Ondo Ze, Political Science Lecturer and Researcher at the Omar Bongo University in Gabon and a member of the Centre of Studies and Research on Geosciences Politics and Prospective says global powers are using the summit diplomacy to perpetuate a paternalism bequeathed from the imperial era.
“For example, China is investing heavily in African infrastructure, as part of its “string of pearls” strategy,” Ondo Ze tells African Arguments. “Russia favours military and security cooperation, while Turkey and Japan seek to develop their industrial opportunities. India, for its part, aims for energy independence while positioning itself as a credible alternative to China.”
Despite its needs for investment, economic development, security and political stability, Africa, Ondo Ze argues, remains “confined” to the role of supplier of raw materials and geopolitical node and weak actors. As such, Africa-plus-One summits are fuelled by “too much diplomatic naivety” of African chancelleries, the low level of competence of negotiators from some African and the clientelism of African elites.
“All these prevent balanced negotiations and serve the interests of foreign partners rather than those of African people in the face of actors who come not out of friendship or philanthropy but to advance their interests,” Ondo Ze said.
Experts including researcher, Jesper Bjarnesen of the Nordic Africa Institute, agree that a deepening democratic tradition in African states will improve the political leverage of African leaders, and also ensure that the gains of international trade agreements benefit the broad majority rather than simply the political elite.
At the same time, subregional and continental integration, as envisioned by the African Continental Free Trade Area agreement, will strengthen Africa’s global standing in a way similar to that of the EU in the European context.

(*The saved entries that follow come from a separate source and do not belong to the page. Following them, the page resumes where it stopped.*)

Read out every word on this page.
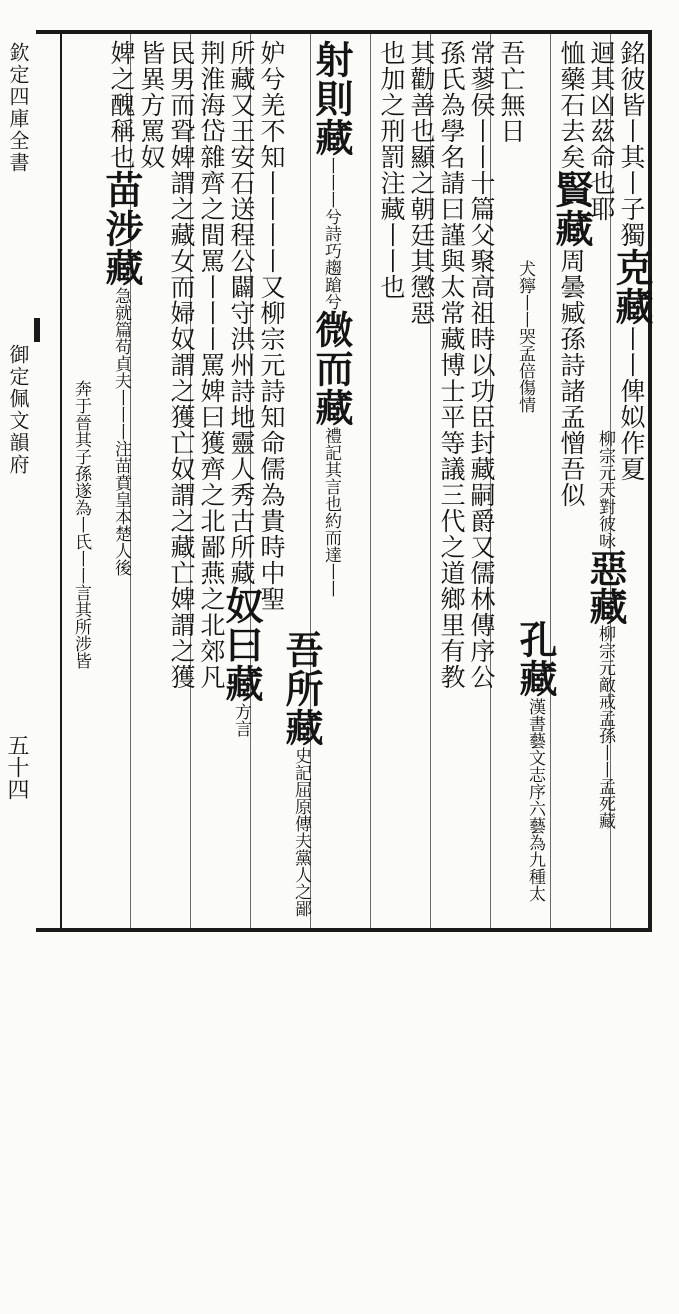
欽定四庫全書
御定佩文韻府
五十四
銘彼皆丨其丨子獨克藏丨丨俾姒作夏
柳宗元天對彼咏惡藏柳宗元敵戒孟孫丨丨孟死藏
迴其凶茲命也耶
恤藥石去矣賢藏周曇臧孫詩諸孟憎吾似
犬獰丨丨哭孟倍傷情
孔藏漢書藝文志序六藝為九種太
吾亡無日
常蓼侯丨丨十篇父聚高祖時以功臣封藏嗣爵又儒林傳序公
孫氏為學名請曰謹與太常藏博士平等議三代之道鄉里有教
其勸善也顯之朝廷其懲惡
也加之刑罰注藏丨丨也
射則藏丨丨丨兮詩巧趨蹌兮微而藏禮記其言也約而達丨丨
吾所藏史記屈原傳夫黨人之鄙
妒兮羌不知丨丨丨丨又柳宗元詩知命儒為貴時中聖
所藏又王安石送程公闢守洪州詩地靈人秀古所藏奴曰藏方言
荆淮海岱雜齊之間罵丨丨丨罵婢曰獲齊之北鄙燕之北郊凡
民男而聓婢謂之藏女而婦奴謂之獲亡奴謂之藏亡婢謂之獲
皆異方罵奴
婢之醜稱也苗涉藏急就篇苟貞夫丨丨丨注苗賁皇本楚人後
奔于晉其子孫遂為丨氏丨丨言其所涉皆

“A clearer articulation of African visions and interests in the global arena will be important to show that African states are not just passive receivers of assistance from more wealthy global actors (as the dynamic has tended to be historically), but are forward-looking and visionary with regard to the future of their countries and their people,” Bjarnesen said.
“Africa as a continental bloc will become increasingly influential in global politics but in addition to the history of violence and exploitation that has marginalised African voices and interests, African leaders have more often than not tended to their [personal] interests rather than those of their people.”